蕭冼塵瞧見沈清晏與蕭恕二人執手而立,蹙了蹙眉頭,拉著蕭恕走至一旁,低聲道:“你如何這般公私不分,怎還將縣主帶著一道來審案子?”

“因為我自小與柳家人相熟,對她們的行事稟性十分熟稔。”蕭冼塵的‘低聲’可算不得太低聲,正好能讓沈清晏聽得分明。

沈清晏看著蕭冼塵一臉鄙夷之態,道:“世子的聲音實在是不夠小,妾能從世子的聲音之中聽得出來,世子定是身體康健之人。有如此康健身體的人,想來那心胸自也是寬廣無限。”

蕭恕站在一旁憋著笑,蕭冼塵被噎得沒話,轉身聽得蕭恕的笑聲,只得瞪了他一眼,口中說著莫要亂動便先行入了承恩侯府。
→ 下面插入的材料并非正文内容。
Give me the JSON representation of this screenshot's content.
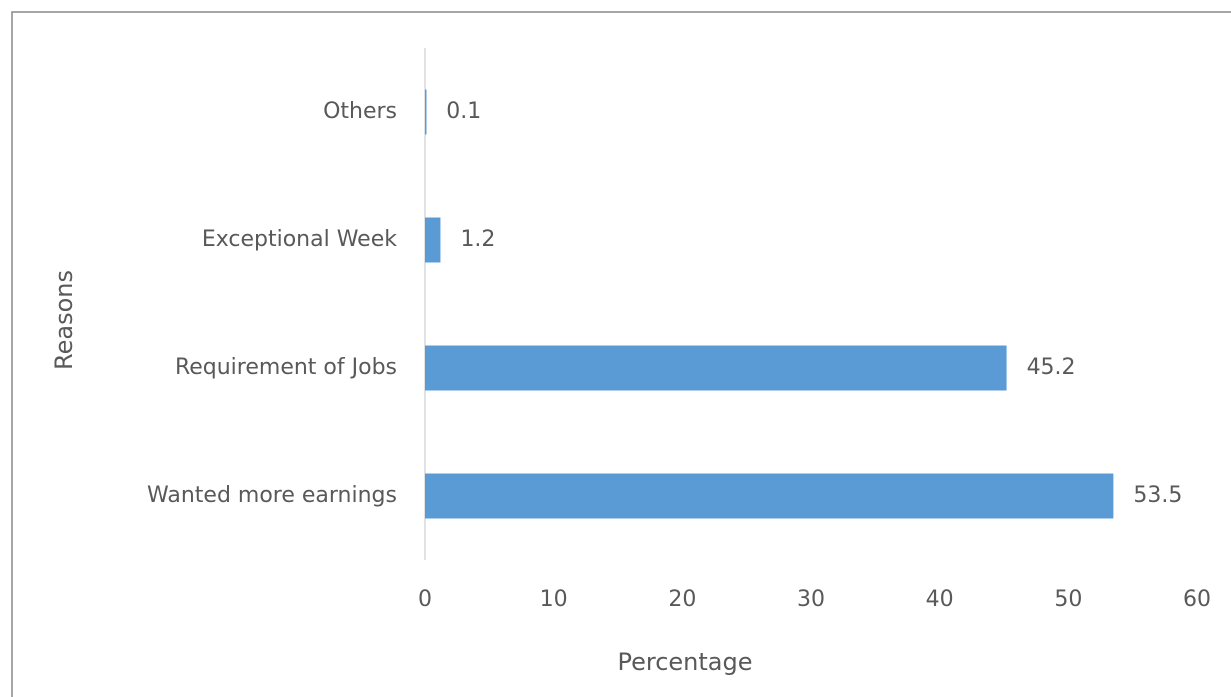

即便與柳家人再怎麽關系疏離,但沈清晏也是與這個侯府打了十幾年交道的人,比起蕭冼塵這個外人,她自是對柳府一切了如指掌。

故而,當蕭冼塵將當夜在莫家大公子院中值夜當差之人集到一處之時,沈清晏也已經讓白鷺與十一將柳華蓮昔日用得順手的心腹之人一並提了送到他面前。

蕭冼塵端坐主位開始一個個審問,然則這幫人都是積年的滑頭,許是早就套好了說辭,一直高呼不知。

沈清晏厭煩地蹙起眉頭,道:“你,崇元七年偷盜了侯夫人一對金鑲玉耳墜。”

“你,崇元九年與柳瑜有染珠胎暗結,宋晚月命你利用腹中孩子陷害柳夙,你因害怕,只得先讓自己落了胎。”

“你,一直與柳侯爺暧昧不清,這事連侯夫人都不知道。”

沈清晏每指過一個人,便將她們最不願為人所知的老底都揭出來。

“這些事如果讓侯夫人知曉了,你覺得你們幾個還有命嗎?我沒那麽多工夫浪費在你們的口舌推托之上,若不想說實話,那這條命也不必留著了。”

堂下所跪之人顯然是沒有料到,素日裏那個不聲不響最容易拿捏的表小姐,居然將她們所有的秘辛了若指掌。

“白鷺,十一。”她們原本還在躊躇,但聽得沈清晏再次出聲,連忙將那些藏匿了的事情都吐了個幹凈。

那莫家大公子出事之時,柳華蓮確實已經被柳家人單獨看守,她並無機會向莫家大公子下手。

但她近些時日也確實時常出去與人私會,這些人都是前前後後幫她遮掩之人,只知曉她是喬裝出門,卻不知她是去見誰人。